Newly discovered dinosaur footprints reveal they once roamed Scottish lagoon

Researchers recently uncovered Scotland's largest dinosaur site when they came across hundreds of dinosaur footprints dating as far back as 170 million years. The site was found near the Isle of Skye, along the nation's shore, with data indicating the footprints were left in the Middle Jurassic period, when the area was a sandy, saltwater lagoon. Not only do scientists know what kind of dinosaur left the footprints, but that they were likely walking in shallow water when the prints were made.

The study, published in the Scottish Journal of Geology, indicated that the footprints were much larger than those left by something like a T. Rex, measuring roughly 70 centimeters across. Steve Brusatte, the study's lead researcher and a University of Edinburgh paleontologist, revealed that it was probably early sauropods that walked the ancient lagoon.

Sauropods were large, four-legged dinosaurs with long necks that are believed to weigh over 20 tons and be as tall as a 7-story building. "These footprints were made in a lagoon, which is a pretty interesting environment for dinosaurs. We can tell that they were making these footprints while they were walking underwater — probably shallow water," Brusatte said.

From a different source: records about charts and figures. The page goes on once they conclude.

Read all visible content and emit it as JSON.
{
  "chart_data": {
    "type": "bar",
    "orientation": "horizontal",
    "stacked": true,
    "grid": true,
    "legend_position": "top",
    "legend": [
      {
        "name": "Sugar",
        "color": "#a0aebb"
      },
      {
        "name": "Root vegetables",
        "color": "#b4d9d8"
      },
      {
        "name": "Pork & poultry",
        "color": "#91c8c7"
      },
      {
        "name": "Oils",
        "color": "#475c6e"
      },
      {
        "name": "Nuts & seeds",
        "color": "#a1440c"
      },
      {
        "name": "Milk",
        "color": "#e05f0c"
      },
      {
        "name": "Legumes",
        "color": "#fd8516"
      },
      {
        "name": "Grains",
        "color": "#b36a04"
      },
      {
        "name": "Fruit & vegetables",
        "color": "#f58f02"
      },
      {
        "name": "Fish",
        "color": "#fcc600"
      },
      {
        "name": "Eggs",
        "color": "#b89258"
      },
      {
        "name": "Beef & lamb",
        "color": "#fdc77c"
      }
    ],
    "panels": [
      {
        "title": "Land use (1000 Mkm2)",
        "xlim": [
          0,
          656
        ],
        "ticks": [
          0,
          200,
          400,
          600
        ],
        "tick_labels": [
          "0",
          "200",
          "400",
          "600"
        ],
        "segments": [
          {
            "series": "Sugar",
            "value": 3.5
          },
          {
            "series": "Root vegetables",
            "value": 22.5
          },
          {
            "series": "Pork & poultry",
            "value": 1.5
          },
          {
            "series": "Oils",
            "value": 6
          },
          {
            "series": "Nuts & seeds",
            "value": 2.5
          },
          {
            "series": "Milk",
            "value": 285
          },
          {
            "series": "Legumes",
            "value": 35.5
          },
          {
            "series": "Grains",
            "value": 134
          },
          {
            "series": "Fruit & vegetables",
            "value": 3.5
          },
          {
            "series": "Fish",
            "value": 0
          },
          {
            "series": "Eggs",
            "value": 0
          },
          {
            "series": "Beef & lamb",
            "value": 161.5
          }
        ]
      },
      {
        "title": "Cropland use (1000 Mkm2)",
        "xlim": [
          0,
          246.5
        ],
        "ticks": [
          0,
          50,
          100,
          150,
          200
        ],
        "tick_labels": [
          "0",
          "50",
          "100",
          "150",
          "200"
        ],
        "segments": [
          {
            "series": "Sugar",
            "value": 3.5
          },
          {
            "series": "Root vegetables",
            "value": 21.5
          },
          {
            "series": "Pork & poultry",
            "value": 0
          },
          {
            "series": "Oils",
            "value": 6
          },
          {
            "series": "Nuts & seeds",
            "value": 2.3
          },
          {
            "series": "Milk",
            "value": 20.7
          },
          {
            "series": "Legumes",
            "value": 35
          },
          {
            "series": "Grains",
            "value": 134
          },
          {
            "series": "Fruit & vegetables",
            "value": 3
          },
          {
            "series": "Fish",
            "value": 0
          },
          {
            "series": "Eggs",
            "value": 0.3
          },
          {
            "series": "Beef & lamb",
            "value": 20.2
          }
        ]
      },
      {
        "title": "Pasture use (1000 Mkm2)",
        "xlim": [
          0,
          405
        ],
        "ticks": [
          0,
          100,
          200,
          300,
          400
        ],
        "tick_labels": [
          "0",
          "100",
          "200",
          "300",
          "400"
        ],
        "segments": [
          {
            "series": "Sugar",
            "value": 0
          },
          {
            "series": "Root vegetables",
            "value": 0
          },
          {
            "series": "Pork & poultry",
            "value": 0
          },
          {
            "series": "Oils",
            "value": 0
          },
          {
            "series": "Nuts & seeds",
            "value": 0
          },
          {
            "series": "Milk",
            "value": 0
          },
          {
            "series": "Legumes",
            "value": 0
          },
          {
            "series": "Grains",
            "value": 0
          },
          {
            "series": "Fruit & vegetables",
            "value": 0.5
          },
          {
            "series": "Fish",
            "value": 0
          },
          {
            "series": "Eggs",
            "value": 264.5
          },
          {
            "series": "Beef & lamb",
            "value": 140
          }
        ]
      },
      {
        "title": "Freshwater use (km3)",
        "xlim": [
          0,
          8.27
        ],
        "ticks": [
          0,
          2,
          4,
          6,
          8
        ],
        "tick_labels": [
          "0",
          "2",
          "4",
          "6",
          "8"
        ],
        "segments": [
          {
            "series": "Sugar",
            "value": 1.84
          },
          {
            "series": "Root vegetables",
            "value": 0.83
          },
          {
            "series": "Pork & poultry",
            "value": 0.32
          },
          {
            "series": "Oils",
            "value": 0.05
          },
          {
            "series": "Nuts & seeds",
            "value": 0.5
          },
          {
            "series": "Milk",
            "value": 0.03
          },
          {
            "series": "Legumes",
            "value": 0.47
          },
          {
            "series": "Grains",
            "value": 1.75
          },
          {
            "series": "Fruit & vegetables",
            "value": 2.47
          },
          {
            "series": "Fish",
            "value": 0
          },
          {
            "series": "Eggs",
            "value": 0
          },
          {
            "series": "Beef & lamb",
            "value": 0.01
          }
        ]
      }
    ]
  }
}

The researchers say there were able to identify at least three layers of footprints, meaning there were several generations of the dinosaur to walk through the lagoon. This discovery is significant because it help scientists better understand how early sauropods roamed the region, and that they lived closer to the water than previously thought; "these dinosaurs weren't swimmers but they would have been moving around knee-deep in this brackish lagoon."